Or, agresser ou tenter d'agresser physiquement un collègue peut effectivement être sanctionné d'une exclusion temporaire. Mais ce sera au bureau de trancher pour savoir si cet incident entre dans ce cas là. "Par ailleurs, un collaborateur n'est pas membre de l'Assemblée. Il doit montrer une neutralité parfaite. L’Assemblée peut demander à la ministre de le sanctionner", ajoute Didier Maus.
Et la justice dans tout ça ? Tout député dispose d'une immunité parlementaire. Mais cela ne l'autorise pas non plus à commettre n'importe quel crime ou délit. L'immunité prévaut surtout dans "l'exercice de la fonction" de député. Si un élu interpelle un ministre et l'insulte au sein de l'hémicycle par exemple, il pourra être sanctionné par le bureau mais le ministre ne pourra pas saisir la justice. "C'est l'Assemblée qui décide, au nom de la séparation des pouvoirs", explique Guy Carcassone.

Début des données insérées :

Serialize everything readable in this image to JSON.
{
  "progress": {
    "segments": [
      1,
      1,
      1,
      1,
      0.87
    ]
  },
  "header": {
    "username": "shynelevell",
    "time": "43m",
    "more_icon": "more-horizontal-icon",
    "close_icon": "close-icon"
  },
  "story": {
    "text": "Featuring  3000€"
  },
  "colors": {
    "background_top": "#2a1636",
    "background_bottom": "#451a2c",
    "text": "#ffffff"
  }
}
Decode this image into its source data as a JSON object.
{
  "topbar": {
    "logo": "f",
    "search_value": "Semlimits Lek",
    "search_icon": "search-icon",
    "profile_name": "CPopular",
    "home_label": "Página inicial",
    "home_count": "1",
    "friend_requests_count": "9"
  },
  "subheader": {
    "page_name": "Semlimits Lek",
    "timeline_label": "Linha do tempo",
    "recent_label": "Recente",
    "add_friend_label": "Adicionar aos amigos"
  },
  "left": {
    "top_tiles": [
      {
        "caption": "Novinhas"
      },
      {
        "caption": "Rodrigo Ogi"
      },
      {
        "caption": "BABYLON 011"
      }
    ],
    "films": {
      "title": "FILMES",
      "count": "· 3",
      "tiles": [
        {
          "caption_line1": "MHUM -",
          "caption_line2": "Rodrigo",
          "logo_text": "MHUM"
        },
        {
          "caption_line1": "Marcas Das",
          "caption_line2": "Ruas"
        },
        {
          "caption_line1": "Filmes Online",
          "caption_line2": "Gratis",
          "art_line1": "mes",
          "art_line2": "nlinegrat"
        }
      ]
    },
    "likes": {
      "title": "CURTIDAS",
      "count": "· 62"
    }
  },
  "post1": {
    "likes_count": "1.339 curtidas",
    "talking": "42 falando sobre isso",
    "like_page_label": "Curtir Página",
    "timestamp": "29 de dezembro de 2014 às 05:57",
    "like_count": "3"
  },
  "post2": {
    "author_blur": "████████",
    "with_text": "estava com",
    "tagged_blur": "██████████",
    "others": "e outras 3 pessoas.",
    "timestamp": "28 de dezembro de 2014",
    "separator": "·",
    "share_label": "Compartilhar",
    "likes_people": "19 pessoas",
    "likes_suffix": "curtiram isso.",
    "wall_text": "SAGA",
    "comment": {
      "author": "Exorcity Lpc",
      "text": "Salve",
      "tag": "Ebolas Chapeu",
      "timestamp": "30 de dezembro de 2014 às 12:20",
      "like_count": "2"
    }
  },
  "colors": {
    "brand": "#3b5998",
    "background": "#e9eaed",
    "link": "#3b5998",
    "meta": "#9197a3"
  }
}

Si le délit ou le crime est commis hors de l'activité parlementaire, l'élu peut redevenir un justiciable comme les autres… après un véritable parcours du combattant. Pour lever l'immunité d'un député, un procureur doit écrire sa demande au procureur général qui doit écrire sa demande à la garde des Sceaux qui doit écrire au bureau qui doit ensuite examiner "le caractère sérieux, loyal et sincère de la demande" du procureur. C'est le bureau qui décide, ensuite, de lever l'immunité.